Le cas Eduard Einstein, le dernier livre de Laurent Seksik, raconte le destin tragique de cette famille décomposée que le patriarche, Albert, n’a pas réussi à construire. Tout jeune étudiant, Albert tombe amoureux d’une étudiante fragile qui boîte un peu mais qui l’attendrit. Bien plus tard, ses biographes apprendront qu’ils ont eu une fillette, morte très jeune, cachée de tous, secrète et non avenue dans l’historique du grand homme. Puis deux fils dont l’un, Eduard, a finalement peu ou prou le statut de sa soeurette inconnue : abandonné, nié.
Monsieur Einstein, grand homme mais aussi séducteur incorrigible, se sépare de sa femme et de ses fils pour vivre une autre histoire. La chasse aux Juifs de ce temps-là le fera émigrer vers les Etats-Unis où il n’est pas vraiment le bienvenu. C’est la chasse aux sorcières, on le prend pour un communiste, et le fait qu’il ait inventé la bombe qu’il va pourtant tenter de stopper, ne plaide pas en sa faveur.
Pendant ce temps, sa femme, qui a renoncé à sa carrière pour lui et pour élever ses enfants, se débat avec Eduard dont on a découvert à 18 ans la schizophrénie.
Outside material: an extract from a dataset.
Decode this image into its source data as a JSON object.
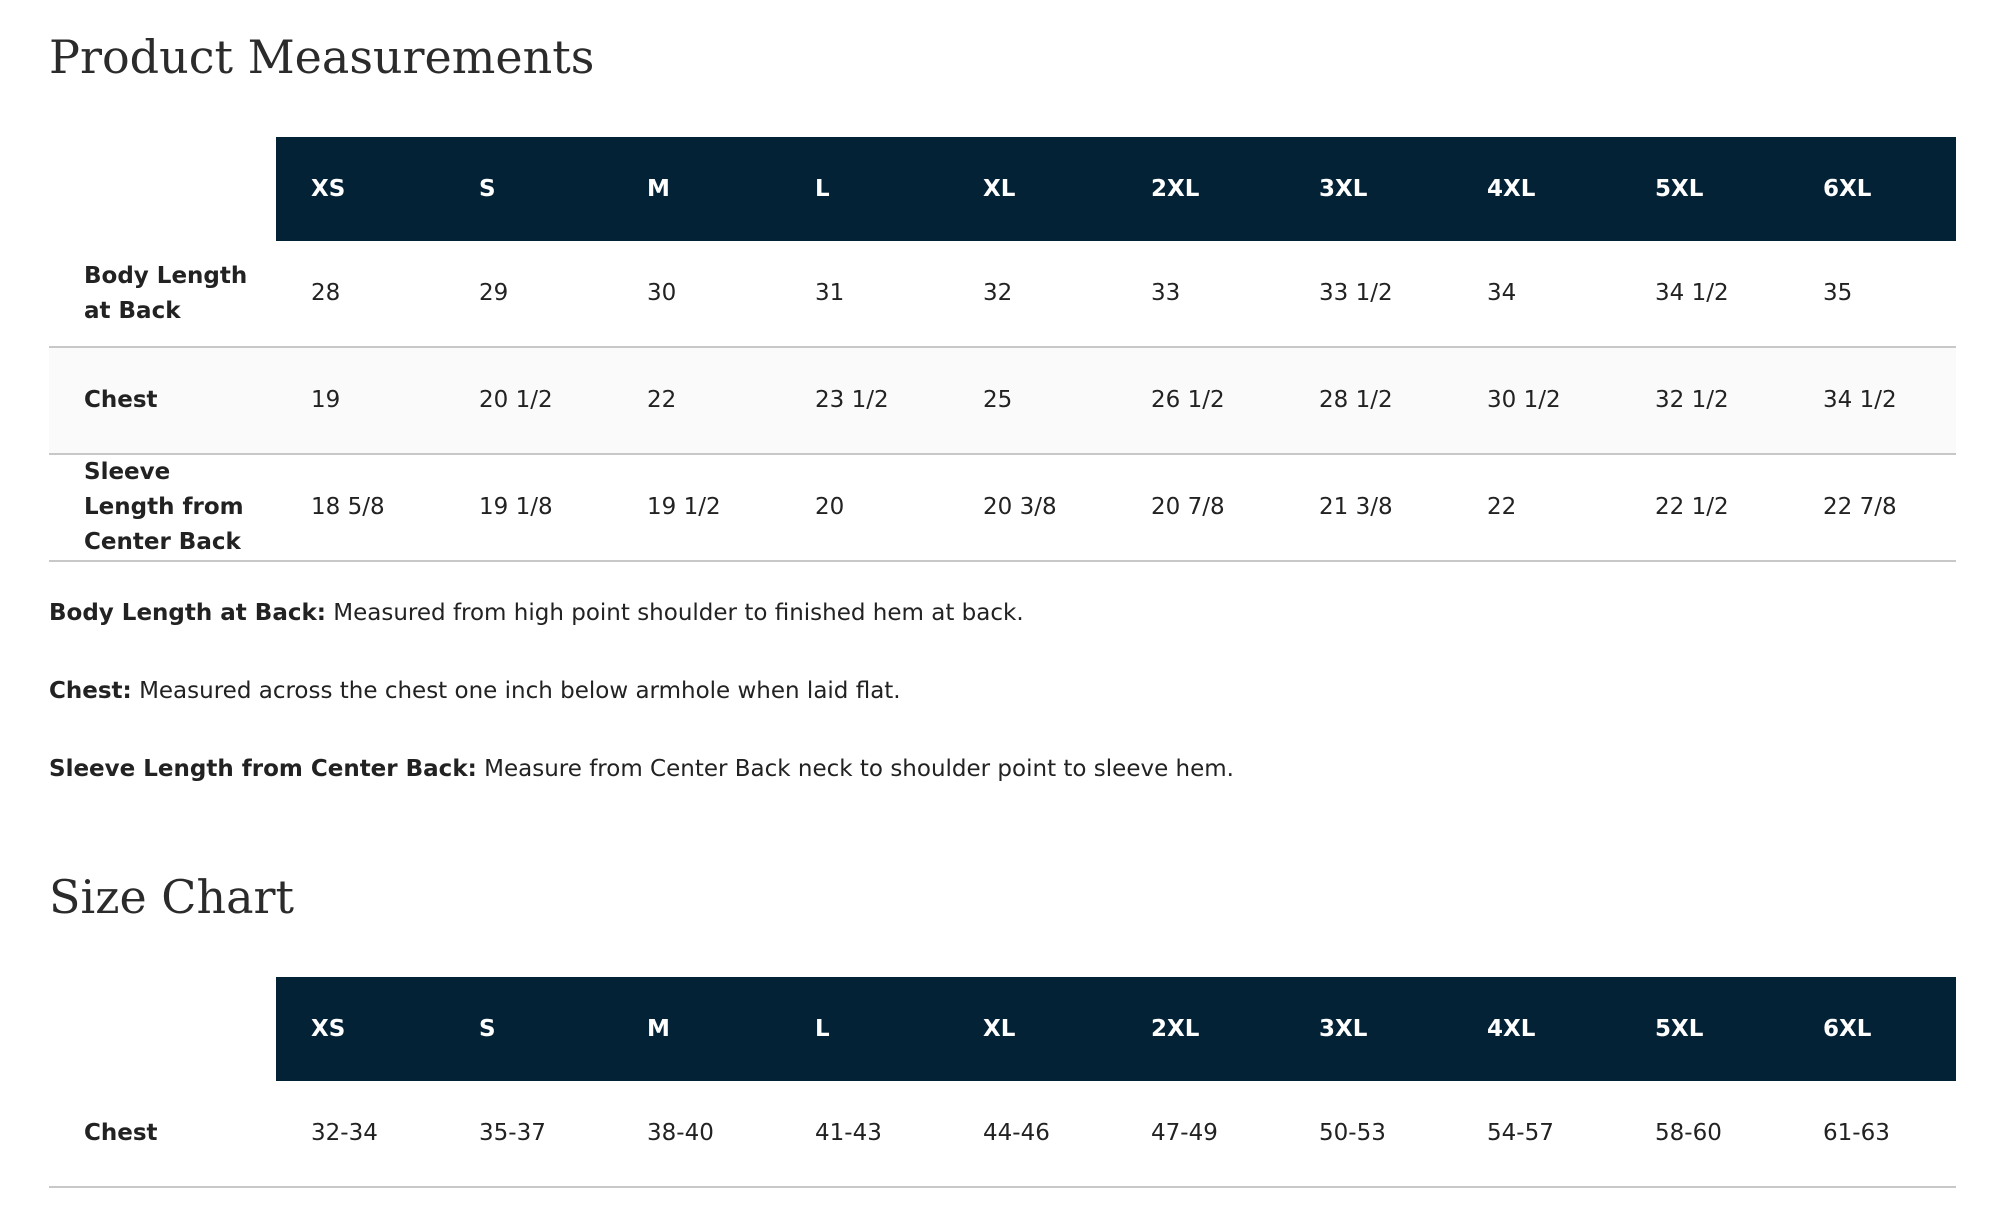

Jamais remise d’avoir abandonné sa fillette qui est morte loin d’elle, elle se concentre sur les soins à donner au fils malade.
Electrochocs, séjours en instituts spécialisée, tentatives de suicides et auto-mutilations lui interdisent toute tentative d’insertion dans une vie normale.
La mère perdra la tête avant de mourir, le grand-frère exilé lui aussi aux Etats-Unis, ne pardonnera que très tard à son père d’avoir bousillé leurs vies. Et Albert ne pourra jamais — jamais — se résoudre à revoir cet enfant-boulet dont il impute le handicap à sa belle-famille. C’est son drame, il est incapable d’y faire face et ne peut, de l’autre côté des mers, qu’envoyer de l’argent pour que d’autres s’en occupent à sa place.
L’intérêt du livre, outre l’histoire elle-même, est la façon dont elle est racontée, sous trois points de vue. Celui du père, celui de la mère mais surtout celui-du « je », Eduard lui-même, qui se met à nu. Oh oui, il est conscient que quelque chose débloque chez lui, mais sans en être convaincu. Il n’aime pas son père. Il supporte très mal le nom d’Einstein, si lourd à porter, et qu’il s’autorise si peu à investir. Il nous émeut par son désarroi, ses incohérences, ses amitiés fugaces, son attachement à sa mère, et finalement, sa résignation au sort que la vie lui a réservé.
Le cas Eduard Einstein, de Laurent Seksik chez Flammarion, 2013. 300 pages, 19 €.